I recently ran across an article on Bruce Schneier’s blog proposing the idea of an “AI Dividend” similar to Alaska’s Permanent Fund, which would distribute profits from generative AI to the people whose data was used to train the AI. The argument is made that this would be a fair way to compensate people for their data, while helping to ensure that the benefits of AI are shared more widely. A primary concern is that there is a need to prevent training data from being locked away — both by AI companies in their proprietary models, and by individuals that don’t want to let a corporate entity make money off their individual content without some kind of compensation.
The proposal is interesting, but ultimately doomed, because the logistics behind a “pay everyone some money per word a given AI generates” solution are untenable:
- The proposal only applies to “words”. AI has moved way past words, so it’s unclear how this proposal would be applied to non-word based content, such as:
- Source code
- Scientific output such as new chemical formulations, or DNA processing
- …and so on
- Is this intended to be “anyone >= 18 years old”? If so, there are lots of minors that make lots of internet content, shouldn’t they get paid?
- Is this “anyone that makes online content of any kind”? If so, how does a government bureaucracy validate whether someone has actually made online content?
- Is this just “anyone with an email address”? If so, how does someone tie an email address to themselves in any way that’s verifiable — do we require a national “online presence” database of some kind that ties an online persona to an individual and their address/bank account so they can get paid?
- If it’s only fair to pay people that have put content online for that content, then the counter is also true: that it’s NOT fair to pay those that haven’t put content online, so there’s got to be some way to say which of those any given individual is.
These are just some quick initial thoughts, I’m sure the more one considers this, there will be many more difficult to answer questions.
I disagree that people who post content publicly have a right to compensation if someone uses that content for some other purpose. I fall into the camp of “when you made your data public, you lost the right to expect that it won’t be used by others”: in my mind this is a “cyber” equivalent to the real-world situation of, if you are walking down the street in a city, you no longer have a right to expect privacy.
In my opinion, if you want to be paid for your content, you are free to wall it away behind a paywall. (I should note that AI model issues with copyright claims are a completely different animal, and I’m unsure of a good solution to deal with those. However, I would argue those issues aren’t really addressed by the “community chest” approach proposed in the article either).
In discussing this concept with others, I was asked what other proposals to address this issue I’ve seen. Unfortunately, the answer to that is, I haven’t seen any. I definitely haven’t seen a “good” solution yet, and in my opinion I think that is simply because there isn’t one. From my point of view, the right answer to this problem is very simple: Public data is public and free. This is captured in the long-circulated hacker ethos “Information wants to be free“. If someone doesn’t want their information to be free, that’s cool: they can always opt to not make it public. They don’t even have to make it a “paywall”, they could just simply put it behind a simple password that they provide (or deny) to others upon request.

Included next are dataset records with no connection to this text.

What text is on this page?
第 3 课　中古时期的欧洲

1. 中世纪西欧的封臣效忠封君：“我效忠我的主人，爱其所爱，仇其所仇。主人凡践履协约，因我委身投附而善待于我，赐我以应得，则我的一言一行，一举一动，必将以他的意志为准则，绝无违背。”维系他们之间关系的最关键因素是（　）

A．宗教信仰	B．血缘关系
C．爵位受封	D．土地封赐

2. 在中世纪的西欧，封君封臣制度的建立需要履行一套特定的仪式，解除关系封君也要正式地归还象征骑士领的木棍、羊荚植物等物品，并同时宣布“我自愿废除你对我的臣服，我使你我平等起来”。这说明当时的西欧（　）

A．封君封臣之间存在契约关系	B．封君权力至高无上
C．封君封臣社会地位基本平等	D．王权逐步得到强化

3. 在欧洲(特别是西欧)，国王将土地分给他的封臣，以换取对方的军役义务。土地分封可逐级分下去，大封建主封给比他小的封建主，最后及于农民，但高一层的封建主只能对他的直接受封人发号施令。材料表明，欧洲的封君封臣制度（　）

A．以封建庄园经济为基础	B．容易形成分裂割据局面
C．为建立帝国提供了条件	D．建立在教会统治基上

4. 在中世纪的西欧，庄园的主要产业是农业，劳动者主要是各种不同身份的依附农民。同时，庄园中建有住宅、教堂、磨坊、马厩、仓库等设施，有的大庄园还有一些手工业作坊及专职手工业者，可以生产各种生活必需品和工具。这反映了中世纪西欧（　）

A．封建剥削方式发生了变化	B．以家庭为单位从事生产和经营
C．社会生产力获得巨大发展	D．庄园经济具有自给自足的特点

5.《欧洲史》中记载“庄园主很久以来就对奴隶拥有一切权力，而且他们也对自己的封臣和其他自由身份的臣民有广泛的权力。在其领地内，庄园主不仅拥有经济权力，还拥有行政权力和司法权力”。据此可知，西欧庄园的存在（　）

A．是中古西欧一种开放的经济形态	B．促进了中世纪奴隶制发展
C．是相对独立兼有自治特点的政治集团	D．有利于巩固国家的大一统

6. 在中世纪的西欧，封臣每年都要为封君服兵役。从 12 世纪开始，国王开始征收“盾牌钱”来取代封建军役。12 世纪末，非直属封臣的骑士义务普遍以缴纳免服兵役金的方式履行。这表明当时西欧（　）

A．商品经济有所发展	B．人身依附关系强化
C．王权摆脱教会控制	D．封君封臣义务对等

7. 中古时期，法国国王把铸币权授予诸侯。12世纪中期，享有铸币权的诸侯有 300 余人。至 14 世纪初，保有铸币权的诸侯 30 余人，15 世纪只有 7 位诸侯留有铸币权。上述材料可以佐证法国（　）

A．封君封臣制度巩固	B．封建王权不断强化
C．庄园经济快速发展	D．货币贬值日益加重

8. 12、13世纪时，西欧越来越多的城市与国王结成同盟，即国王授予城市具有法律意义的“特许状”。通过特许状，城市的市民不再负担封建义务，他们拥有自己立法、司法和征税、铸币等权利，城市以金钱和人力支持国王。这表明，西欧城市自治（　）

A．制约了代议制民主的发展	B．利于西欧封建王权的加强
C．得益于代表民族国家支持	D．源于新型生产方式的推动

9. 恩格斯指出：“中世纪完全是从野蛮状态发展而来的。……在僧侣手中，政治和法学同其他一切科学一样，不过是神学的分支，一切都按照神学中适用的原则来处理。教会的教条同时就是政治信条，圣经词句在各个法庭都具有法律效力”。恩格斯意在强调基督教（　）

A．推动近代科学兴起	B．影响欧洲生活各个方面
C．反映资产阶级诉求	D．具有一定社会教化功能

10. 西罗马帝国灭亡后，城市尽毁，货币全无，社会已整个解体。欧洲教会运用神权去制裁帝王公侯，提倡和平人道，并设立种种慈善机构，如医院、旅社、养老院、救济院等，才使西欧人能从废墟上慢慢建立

The argument of “I made all this stuff free to anyone on the internet, but now that a company wants to use it, I want to get paid” seems petty and greedy (to me, anyway) so I have little sympathy for it. I do have considerably more sympathy for those that argue “I don’t want EntityX to be able to use my content because I have fundamental issues with their ethics”, but in that scenario the solution still isn’t “have EntityX pay up so people get Y-money per word”. The solution to that situation is to provide a person that doesn’t want their stuff used a way to opt-out (or opt-in). The simplest solution to allow someone to do that is still “put their stuff behind a barrier and only let people they like have access to it”.
An Old Question
Ultimately, this whole thing is just a new iteration of the same dilemma that’s been present since networks first started connecting up to each other, and it can be simply asked like this:
“Should the internet be a free exchange of content/ideas, or should it be a bunch of walled gardens — some with bridges to other ones?“
If the internet should be free (which I argue it should), then people have to realize and be ok with the fact that entities they may disagree with are free to use it (and any content anyone has added to its public spaces) however that entity wishes. That may include the entity making money off of doing so.
If someone isn’t ok with that, again, that’s cool: they are free to wall off their garden, and optionally charge admission.